Last, how will the AGC retain curiosity, generate contestability, and overcome the inward-focussed insularity characteristic of APS culture? Bureaucracies—of which the AGC will be part—are hardly known for their openness and curiosity about the world. Moreover, ministers are wary of contestability of ideas and advice; their own favoured policy proscriptions and projects may be delayed or found wanting.
Then there is knowhow and knowledge—intellectual property at the core of any consultancy. Once, intelligence agencies and government itself could be considered repositories of specialist knowledge and understanding about the world. But with the internet and data a competitive advantage, consulting companies have long been able to claim that their access to a knowledge base, research, and contacts are well beyond the depth and reach of that present within the APS.
In contrast, the APS has suffered from a form of organisational amnesia over the last two to three decades, replacing libraries and physical file repositories with user-unfriendly, often inaccessible, and limited electronic systems, constraining external interaction and at times forbidding travel, and allowing expertise to wither. Will the AGC be given support to rebuild knowledge stocks and management systems in the APS?
An outwards-in model
Establishing a sustainable, successful in-house consulting capability is a Herculean task. And even if successful, even if it manages to seed and nurture talent, it may not be enough to win the larger campaign—rebuilding policymaking capability inside the APS. An AGC by itself does not address public policymaking frameworks or mechanics—the conception, analysis, development, testing, delivery, and evaluation of public policy, and especially, decision-making. That may need a cleaning out and rebuilding of the Aegean stables first.
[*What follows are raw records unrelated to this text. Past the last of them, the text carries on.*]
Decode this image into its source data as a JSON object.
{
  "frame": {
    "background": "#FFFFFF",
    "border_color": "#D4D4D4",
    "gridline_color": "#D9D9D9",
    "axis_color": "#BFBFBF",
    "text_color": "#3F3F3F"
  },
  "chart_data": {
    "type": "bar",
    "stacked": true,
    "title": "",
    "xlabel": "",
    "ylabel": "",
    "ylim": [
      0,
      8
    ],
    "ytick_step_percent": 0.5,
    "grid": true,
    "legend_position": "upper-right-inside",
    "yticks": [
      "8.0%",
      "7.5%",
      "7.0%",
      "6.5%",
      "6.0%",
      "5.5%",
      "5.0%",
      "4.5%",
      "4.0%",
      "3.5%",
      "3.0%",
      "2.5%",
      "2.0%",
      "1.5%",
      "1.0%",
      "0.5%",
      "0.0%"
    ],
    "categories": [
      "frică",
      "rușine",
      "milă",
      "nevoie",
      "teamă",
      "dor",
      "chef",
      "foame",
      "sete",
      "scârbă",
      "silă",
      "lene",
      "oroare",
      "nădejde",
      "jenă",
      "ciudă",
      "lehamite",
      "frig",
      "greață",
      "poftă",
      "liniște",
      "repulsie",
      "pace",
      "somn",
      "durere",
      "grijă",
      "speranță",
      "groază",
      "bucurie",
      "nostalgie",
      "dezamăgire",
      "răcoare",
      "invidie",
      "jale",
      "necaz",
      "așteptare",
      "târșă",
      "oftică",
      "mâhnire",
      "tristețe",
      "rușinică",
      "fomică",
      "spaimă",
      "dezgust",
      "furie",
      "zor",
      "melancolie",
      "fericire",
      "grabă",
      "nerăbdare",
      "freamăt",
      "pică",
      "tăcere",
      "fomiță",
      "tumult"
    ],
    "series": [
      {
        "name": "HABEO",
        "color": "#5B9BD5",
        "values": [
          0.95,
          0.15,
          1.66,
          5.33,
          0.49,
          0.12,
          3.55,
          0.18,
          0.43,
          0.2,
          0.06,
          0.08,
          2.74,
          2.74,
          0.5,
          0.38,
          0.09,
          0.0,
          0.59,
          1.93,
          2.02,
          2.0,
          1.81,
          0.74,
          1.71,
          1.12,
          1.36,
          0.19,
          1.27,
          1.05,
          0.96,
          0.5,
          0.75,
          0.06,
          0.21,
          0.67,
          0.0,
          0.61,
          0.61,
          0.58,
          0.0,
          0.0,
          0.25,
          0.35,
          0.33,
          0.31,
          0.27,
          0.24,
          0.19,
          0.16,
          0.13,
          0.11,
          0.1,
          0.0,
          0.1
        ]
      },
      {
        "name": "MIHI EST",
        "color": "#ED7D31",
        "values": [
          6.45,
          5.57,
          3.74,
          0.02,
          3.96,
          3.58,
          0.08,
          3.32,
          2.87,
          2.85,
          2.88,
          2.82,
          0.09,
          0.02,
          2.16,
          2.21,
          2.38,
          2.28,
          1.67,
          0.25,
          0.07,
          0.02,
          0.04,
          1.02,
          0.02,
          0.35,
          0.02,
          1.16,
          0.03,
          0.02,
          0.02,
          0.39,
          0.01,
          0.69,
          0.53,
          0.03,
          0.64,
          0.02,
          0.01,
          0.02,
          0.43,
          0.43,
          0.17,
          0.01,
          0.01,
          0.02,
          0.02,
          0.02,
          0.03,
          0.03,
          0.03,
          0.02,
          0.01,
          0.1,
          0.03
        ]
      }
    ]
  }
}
Further, the nature of the policy-making environment has changed. Government has fewer means to hand to influence matters; its room to manoeuvre is more limited; its policies are more contested by external, often globalised, parties; and unforeseen foreign events can more likely generate unanticipated cascades affecting Australian interests. A cloistered in-house consulting model—even one with business development and capability uplift—may have served Canberra perhaps 20 years ago. But now, given the pace, pressure, and variability of change in an increasingly complex environment, the government may need a somewhat different approach.
The APS is already having considerable difficulty in securing skills and talent, ensuring exposure to external events, and exercising rigorous analysis and judgement in uncertain contexts. If the government is serious about better policy, it should consider seeding and supporting a large and vibrant external community of think tanks, community groups, individual researchers, and practitioners, and provide links between those, the AGC and the APS.
Such an ecosystem would offer ideas, analysis, outreach, and skills, helping to shore up the AGC’s capability while also providing external feelers into the broader environment. It would need a non-traditional mechanism for support: existing grant processes are overly burdensome, and compliance focussed. Nor is it the consultation theatre currently in vogue, with its endless calls for views, transfer of costs to the community, cherry-picking of ideas, and lack of feedback and accountability.
Conclusion
Even if successful—for a given measure of success—the intent behind the AGC will fail without sustained political support. That the UK equivalent of the AGC has been closed, apparently due to lack of departmental interest, is telling. The question is not simply whether the APS can heal itself—unlikely, given the fundamental change needed. But nor should it seek to return to some earlier form; rather, it needs to adapt and reinvent itself for the challenges Australia is facing over the next three to ten years and beyond.